Теперь к Маку обратилась Сарайю:
— Макензи, вот ты возвращаешься назад, и у меня есть для тебя еще один подарок.
— Что же это? — спросил Мак, сгорая от любопытства.
— Он для Кейт, — сказала она.
— Кейт? — воскликнул Мак, сознавая, что мысль о ней по-прежнему тяжким грузом лежит у него на сердце. — Скажи же скорее.
— Кейт верит, что это она виновата в смерти Мисси.
Мак, ошеломленный, замер. То, что сказала ему Сарайю, было настолько очевидно. Ведь совершенно ясно, что Кейт должна винить себя. Это же она взмахнула веслом, что повлекло за собой цепочку событий, приведших к исчезновению Мисси. Он поверить не мог, что эта мысль ни разу не пришла ему в голову. За один миг слова Сарайю явили ему поведение Кейт в совершенно ином свете.
— Большое тебе спасибо! — сказал он Сарайю.
Его сердце было преисполнено благодарности. Теперь он точно должен вернуться назад, пусть ради одной только Кейт. Сарайю улыбнулась и вроде бы присела. Из-за стола поднялся Иисус, протянул руку к одной полке на стене и снял жестянку, принадлежавшую Маку.

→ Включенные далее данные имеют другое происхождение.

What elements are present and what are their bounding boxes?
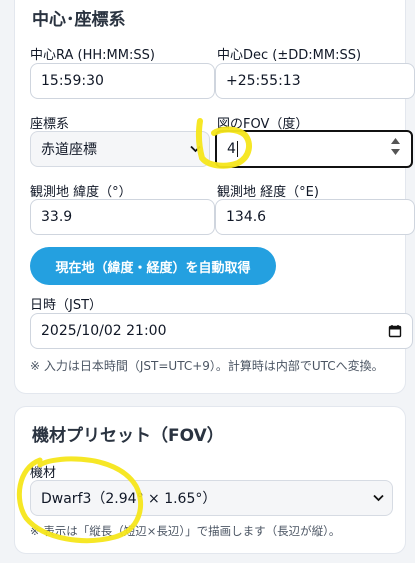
- number-spinner[interactable]: [390, 137, 401, 156]
- coord-system-value: 赤道座標: [41, 142, 97, 158]
- latitude-input[interactable]: 33.9: [30, 199, 215, 235]
- text-caret: [236, 141, 238, 157]
- chevron-down-icon: [373, 494, 384, 502]
- calendar-icon[interactable]: [388, 324, 402, 338]
- timezone-note: ※ 入力は日本時間（JST=UTC+9）。計算時は内部でUTCへ変換。: [30, 359, 384, 373]
- ra-label: 中心RA (HH:MM:SS): [30, 48, 155, 63]
- coord-system-label: 座標系: [30, 117, 70, 132]
- spinner-down-icon[interactable]: [390, 148, 401, 156]
- section-title-center: 中心･座標系: [32, 10, 126, 30]
- dec-label: 中心Dec (±DD:MM:SS): [217, 48, 362, 63]
- datetime-label: 日時（JST）: [30, 298, 103, 313]
- fov-value: 4: [227, 141, 236, 157]
- dec-input[interactable]: +25:55:13: [215, 63, 415, 99]
- spinner-up-icon[interactable]: [390, 137, 401, 145]
- coord-system-select[interactable]: 赤道座標: [30, 131, 210, 167]
- ra-input[interactable]: 15:59:30: [30, 63, 215, 99]
- equipment-value: Dwarf3（2.94° × 1.65°）: [41, 491, 217, 507]
- longitude-label: 観測地 経度（°E): [217, 185, 319, 200]
- equipment-preset-card: 機材プリセット（FOV） 機材 Dwarf3（2.94° × 1.65°） ※ …: [14, 406, 406, 554]
- latitude-label: 観測地 緯度（°）: [30, 185, 132, 200]
- auto-location-button[interactable]: 現在地（緯度・経度）を自動取得: [30, 247, 276, 285]
- display-note: ※ 表示は「縦長（短辺×長辺）」で描画します（長辺が縦）。: [30, 524, 341, 538]
- datetime-input[interactable]: 2025/10/02 21:00: [30, 313, 413, 349]
- equipment-select[interactable]: Dwarf3（2.94° × 1.65°）: [30, 480, 393, 516]
- chevron-down-icon: [190, 145, 201, 153]
- equipment-label: 機材: [30, 466, 57, 481]
- longitude-input[interactable]: 134.6: [215, 199, 415, 235]
- datetime-value: 2025/10/02 21:00: [41, 323, 167, 339]
- fov-input[interactable]: 4: [215, 130, 413, 168]
- section-title-preset: 機材プリセット（FOV）: [32, 426, 224, 446]
- center-settings-card: 中心･座標系 中心RA (HH:MM:SS) 15:59:30 中心Dec (±…: [14, 0, 415, 394]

— Мак, я подумал, тебе захочется забрать это…
Мак взял коробку из рук Иисуса и секунду подержал.
— Пожалуй, она мне больше не нужна, — сказал он. — Ты не мог бы сохранить ее? Все равно мои главные сокровища теперь заключены в тебе. Я хочу, чтобы ты стал моей жизнью.
— Я и есть, — последовал четкий, уверенный ответ.

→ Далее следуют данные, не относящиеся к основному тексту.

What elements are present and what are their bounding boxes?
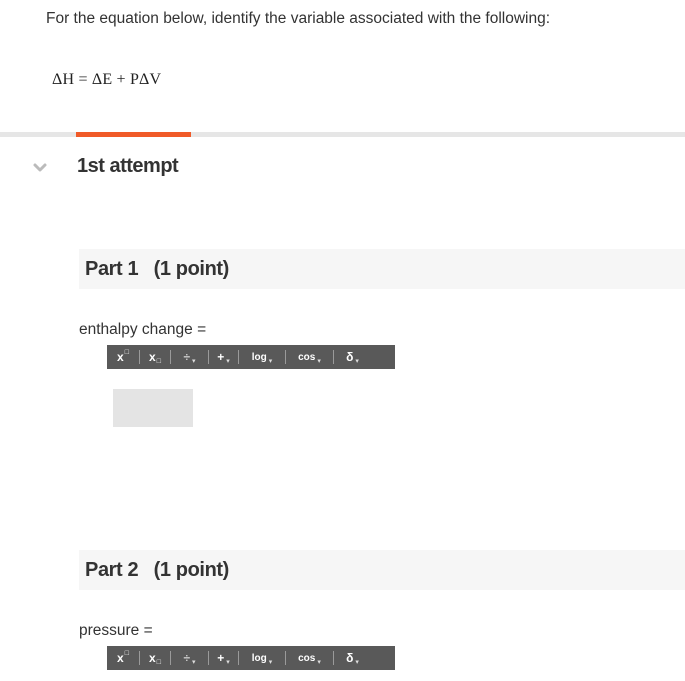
operators-button[interactable]: + ▾ — [209, 646, 238, 670]
greek-label: δ — [346, 651, 354, 665]
part-2-prompt: pressure = — [79, 622, 153, 639]
active-tab-indicator — [76, 132, 191, 137]
greek-label: δ — [346, 350, 354, 364]
greek-button[interactable]: δ ▾ — [334, 345, 371, 369]
superscript-button[interactable]: x □ — [107, 345, 139, 369]
trig-label: cos — [298, 351, 316, 363]
equation: ΔH = ΔE + PΔV — [52, 71, 162, 88]
part-2-label: Part 2 (1 point) — [85, 559, 229, 581]
log-button[interactable]: log ▾ — [239, 345, 285, 369]
operators-button[interactable]: + ▾ — [209, 345, 238, 369]
operators-label: + — [217, 350, 225, 364]
caret-icon: ▾ — [268, 358, 273, 365]
trig-label: cos — [298, 652, 316, 664]
superscript-label: x — [117, 350, 124, 364]
caret-icon: ▾ — [226, 659, 230, 666]
caret-icon: ▾ — [268, 659, 273, 666]
greek-button[interactable]: δ ▾ — [334, 646, 371, 670]
superscript-button[interactable]: x □ — [107, 646, 139, 670]
operators-label: + — [217, 651, 225, 665]
trig-button[interactable]: cos ▾ — [286, 646, 333, 670]
part-1-label: Part 1 (1 point) — [85, 258, 229, 280]
part-1-prompt: enthalpy change = — [79, 321, 207, 338]
superscript-label: x — [117, 651, 124, 665]
caret-icon: ▾ — [355, 659, 359, 666]
fraction-label: ÷ — [183, 651, 191, 665]
superscript-box: □ — [124, 348, 129, 356]
subscript-box: □ — [156, 658, 161, 666]
caret-icon: ▾ — [317, 358, 321, 365]
log-label: log — [251, 351, 267, 363]
question-text: For the equation below, identify the var… — [46, 10, 551, 27]
caret-icon: ▾ — [192, 358, 196, 365]
caret-icon: ▾ — [317, 659, 321, 666]
caret-icon: ▾ — [355, 358, 359, 365]
superscript-box: □ — [124, 649, 129, 657]
fraction-button[interactable]: ÷ ▾ — [171, 345, 208, 369]
caret-icon: ▾ — [192, 659, 196, 666]
chevron-down-icon[interactable] — [32, 161, 48, 175]
log-button[interactable]: log ▾ — [239, 646, 285, 670]
math-toolbar-part-1: x □ x □ ÷ ▾ + ▾ log ▾ cos ▾ δ ▾ — [107, 345, 395, 369]
subscript-label: x — [149, 651, 156, 665]
caret-icon: ▾ — [226, 358, 230, 365]
trig-button[interactable]: cos ▾ — [286, 345, 333, 369]
subscript-label: x — [149, 350, 156, 364]
fraction-button[interactable]: ÷ ▾ — [171, 646, 208, 670]
answer-input-part-1[interactable] — [113, 389, 193, 427]
part-1-header: Part 1 (1 point) — [79, 249, 685, 289]
fraction-label: ÷ — [183, 350, 191, 364]
part-2-header: Part 2 (1 point) — [79, 550, 685, 590]
math-toolbar-part-2: x □ x □ ÷ ▾ + ▾ log ▾ cos ▾ δ ▾ — [107, 646, 395, 670]
subscript-button[interactable]: x □ — [140, 646, 170, 670]
attempt-title: 1st attempt — [77, 155, 179, 177]
subscript-button[interactable]: x □ — [140, 345, 170, 369]
subscript-box: □ — [156, 357, 161, 365]
log-label: log — [251, 652, 267, 664]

Без всяких ритуалов, без церемоний они ели теплый хлеб и пили вино, смеялись, вспоминая забавные моменты этих выходных. Мак знал, что все уже позади, что ему пора отправляться домой, и думал, как лучше рассказать обо всем Нэн.
Он переоделся в походную одежду, все было постиранное и аккуратно сложенное. Одевшись, снял с крючка на стене куртку и в последний раз окинул взглядом комнату, прежде чем выйти.
— Господь и слуга. — Он засмеялся, но тут же почувствовал, как снова вскипают слезы, и эта мысль заставила его замереть, — От этого он еще больше Бог, мой слуга.